The last bit had me rereading that paragraph half a dozen times. Google Books reveals that this passage is not meant to sound like poorly translated Luxembourgish:
[...]Mrs. Morland, thinking it probable, as a secondary consideration in his wish of waiting on their on their worthy neighbors, that he might have some explanation to give of his father's behaviour, which it must be more pleasant for him to communicate only to Catherine, would not on any account prevent her accompanying him.


That's better. I'm not sure what happened to my copy. Blame it on the sixties?

Friday, November 14, 2008

Kentucky Authors and Poets

After my post on Tuesday, I felt that I ought to give writers from my home state props. So here, in no particular order and subject to change, are my current favorite books by Kentucky writers:



Jayber Crow by Wendell Berry. The closest you'll ever come to reading a river.




Buffalo Dance: The Journey of York poems by Frank X Walker. The story of York, William Clark's slave and a member of the Lewis and Clark expedition, told through York's own, beautifully imagined, voice.



The Coal Tattoo by Silas House. The sisters in this novel are an Applachian Sense and Sensibility pairing, but the story is House's own and very Kentuckian: relationships lost, broken, and mended; drinking; baptism; coal; land rights; and religion.



The Mother on the Other Side of the World: Poems by James Baker Hall. I have a feeling, from the readings I've been to, that anything by this former Poet Laureate of Kentucky is good poetry; this just happens to be the book I have right now.



The Bean Trees by Barbara Kingsolver. I'm sad that I haven't read more by Kingsolver because the characters in this novel are so well-drawn.

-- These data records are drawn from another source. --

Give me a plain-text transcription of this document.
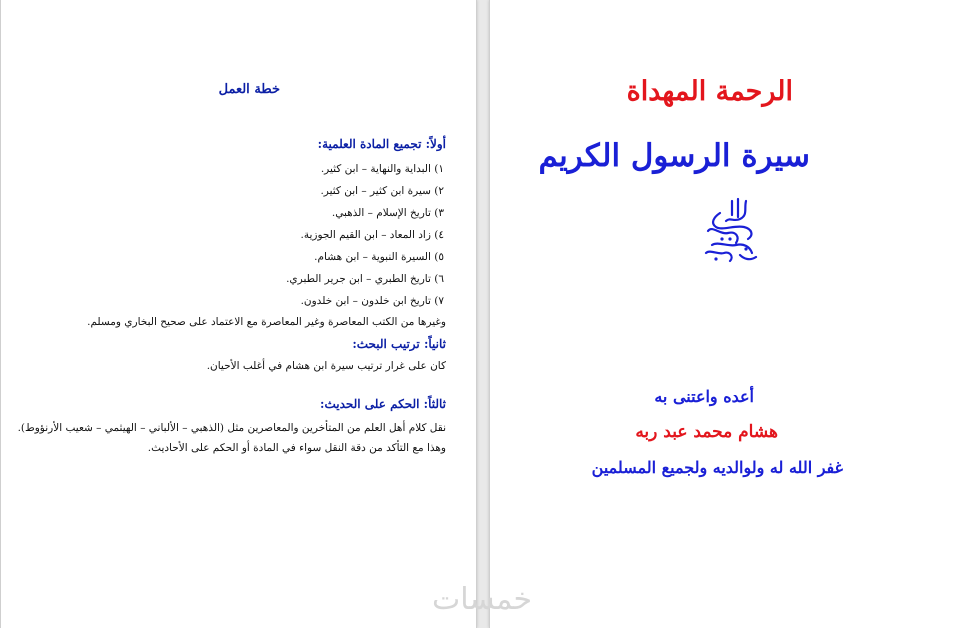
خطة العمل
أولاً: تجميع المادة العلمية:
١) البداية والنهاية – ابن كثير.
٢) سيرة ابن كثير – ابن كثير.
٣) تاريخ الإسلام – الذهبي.
٤) زاد المعاد – ابن القيم الجوزية.
٥) السيرة النبوية – ابن هشام.
٦) تاريخ الطبري – ابن جرير الطبري.
٧) تاريخ ابن خلدون – ابن خلدون.
وغيرها من الكتب المعاصرة وغير المعاصرة مع الاعتماد على صحيح البخاري ومسلم.
ثانياً: ترتيب البحث:
كان على غرار ترتيب سيرة ابن هشام في أغلب الأحيان.
ثالثاً: الحكم على الحديث:
نقل كلام أهل العلم من المتأخرين والمعاصرين مثل (الذهبي – الألباني – الهيثمي – شعيب الأرنؤوط).
وهذا مع التأكد من دقة النقل سواء في المادة أو الحكم على الأحاديث.
الرحمة المهداة
سيرة الرسول الكريم
أعده واعتنى به
هشام محمد عبد ربه
غفر الله له ولوالديه ولجميع المسلمين
خمسات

I know that Kingsolver is no longer in Kentucky, but there's no denying the Kentucky influence here.

Wednesday, November 12, 2008

Novel Struggles and Fun

Lately, all my conversations have gone something like this:

Other Person: I haven’t seen you in a while—what are you up to?

Me: Um, I’m writing a novel…

Other Person: Really? What’s it about?

Me: Can I get back to you on that?

Since I’ve been researching and writing for about a year I ought to be able to say something. So here goes…

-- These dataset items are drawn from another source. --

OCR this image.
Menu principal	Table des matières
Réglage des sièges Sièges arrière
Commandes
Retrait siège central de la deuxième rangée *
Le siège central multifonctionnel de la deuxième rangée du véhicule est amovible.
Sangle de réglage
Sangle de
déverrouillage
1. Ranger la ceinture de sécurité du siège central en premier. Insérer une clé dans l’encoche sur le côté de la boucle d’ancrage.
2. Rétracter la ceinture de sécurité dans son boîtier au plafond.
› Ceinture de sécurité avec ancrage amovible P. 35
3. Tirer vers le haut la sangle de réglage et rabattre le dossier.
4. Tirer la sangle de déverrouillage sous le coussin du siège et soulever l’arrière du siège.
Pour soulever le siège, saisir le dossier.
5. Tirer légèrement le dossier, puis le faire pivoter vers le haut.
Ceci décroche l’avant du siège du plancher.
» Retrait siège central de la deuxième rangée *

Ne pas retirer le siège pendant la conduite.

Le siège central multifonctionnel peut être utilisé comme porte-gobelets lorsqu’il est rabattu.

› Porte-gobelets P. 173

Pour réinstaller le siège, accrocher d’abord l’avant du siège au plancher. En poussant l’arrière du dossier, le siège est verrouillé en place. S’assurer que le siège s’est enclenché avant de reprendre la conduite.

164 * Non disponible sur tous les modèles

I’m using a multiple viewpoint structure.

The first book I ever read that changed narrative structure in the middle of the story was Treasure Island. I was about ten-years-old and shocked. And delighted. I’d been reading from Jim Hawkins' perspective and suddenly I was reading from the Doctor’s. The idea that one story could be viewed differently by different characters fascinated me.

As I matured, I read more books that played with narrative structure, moving between viewpoints, time frames, tenses, etc.: Home at the End of the World, In the Time of the Butterflies, The Hours, As I Lay Dying, and Rabbit, Run.

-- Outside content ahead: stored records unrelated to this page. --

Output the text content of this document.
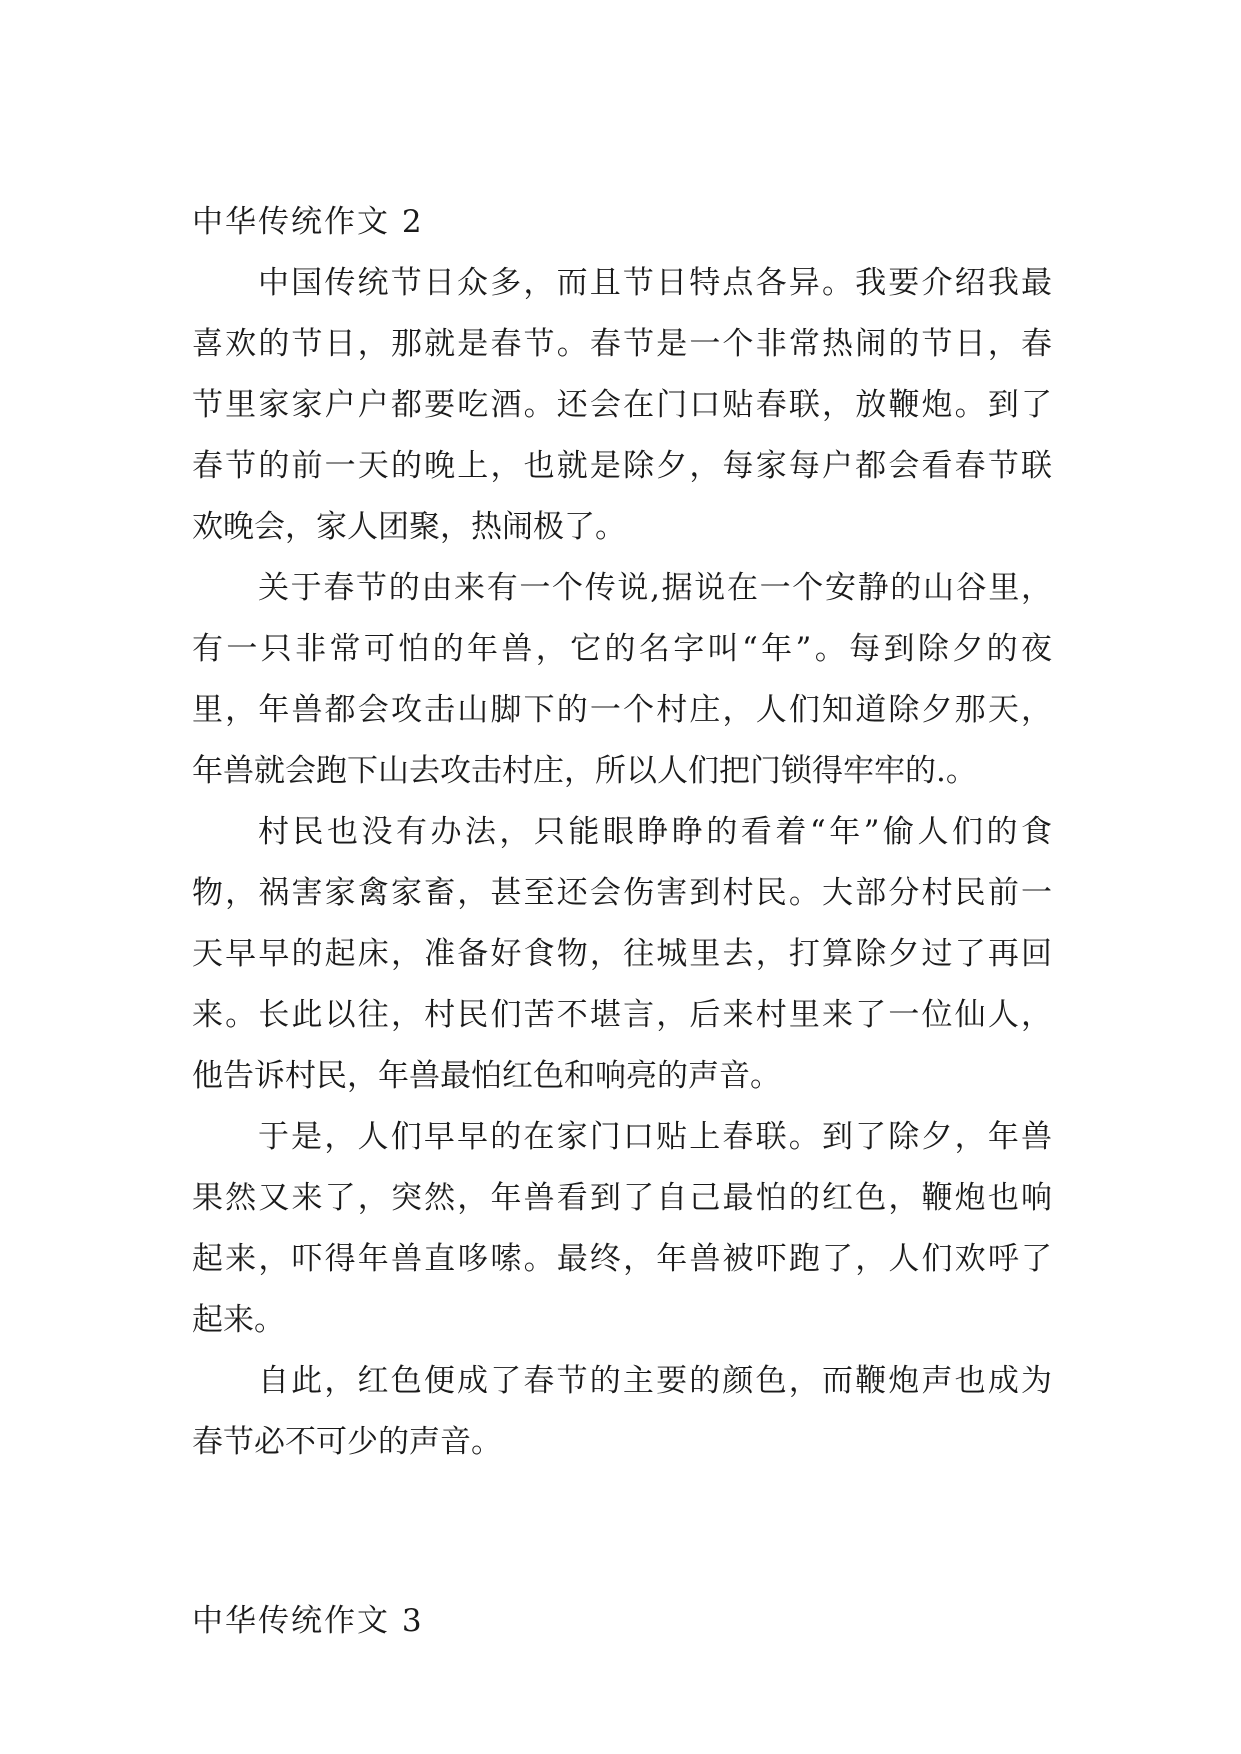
中华传统作文 2
中国传统节日众多，而且节日特点各异。我要介绍我最
喜欢的节日，那就是春节。春节是一个非常热闹的节日，春
节里家家户户都要吃酒。还会在门口贴春联，放鞭炮。到了
春节的前一天的晚上，也就是除夕，每家每户都会看春节联
欢晚会，家人团聚，热闹极了。
关于春节的由来有一个传说,据说在一个安静的山谷里，
有一只非常可怕的年兽，它的名字叫“年”。每到除夕的夜
里，年兽都会攻击山脚下的一个村庄，人们知道除夕那天，
年兽就会跑下山去攻击村庄，所以人们把门锁得牢牢的.。
村民也没有办法，只能眼睁睁的看着“年”偷人们的食
物，祸害家禽家畜，甚至还会伤害到村民。大部分村民前一
天早早的起床，准备好食物，往城里去，打算除夕过了再回
来。长此以往，村民们苦不堪言，后来村里来了一位仙人，
他告诉村民，年兽最怕红色和响亮的声音。
于是，人们早早的在家门口贴上春联。到了除夕，年兽
果然又来了，突然，年兽看到了自己最怕的红色，鞭炮也响
起来，吓得年兽直哆嗦。最终，年兽被吓跑了，人们欢呼了
起来。
自此，红色便成了春节的主要的颜色，而鞭炮声也成为
春节必不可少的声音。
中华传统作文 3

In other words, all the cool literary kids are doing it. (Correction: All the cool literary kids have done it; now it’s kind of old hat.) So I thought I would enjoy writing a multi-viewpoint novel. I do, but fitting all the different voices and tenses into my story structure is a bit like trying to create a single image out of several 5,000-piece puzzles—after they’ve been run through the wood-chipper.

I begin to see why some multi-viewpoint stories, although I enjoy their style, seem disappointing in terms of plot and character-development—by the time the author got all the structure worked out, her brain melted onto the keyboard.

So here’s a question: Is there a multi-viewpoint novel that you really enjoyed—both for the structure and story itself?

Tuesday, November 11, 2008

My Kind of Lunatics


Moby Dick is now the official "epic novel" of Massachusetts. What I love, however, is Rep. Cory Atkins' reaction to making Moby Dick the state book. Atkins sounds as if she was being asked to pass legislation to allow an open hunting season for kittens. I doubt my state legislature would get that excited over picking a state book.

But I suppose it's no surprise that Boston, MA is the U.S.A.'s 7th most literate city?

Monday, November 10, 2008

This is My Blog Post to the World

This is my blog post to the world
that’s always spamming me—
the simple news: I have a blog!
with silly buoyancy.
This message now submitted
(posts semi-regularly);
for love of words, dear readers,
please comment frequently.


With apologies to Emily Dickinson and meter in general.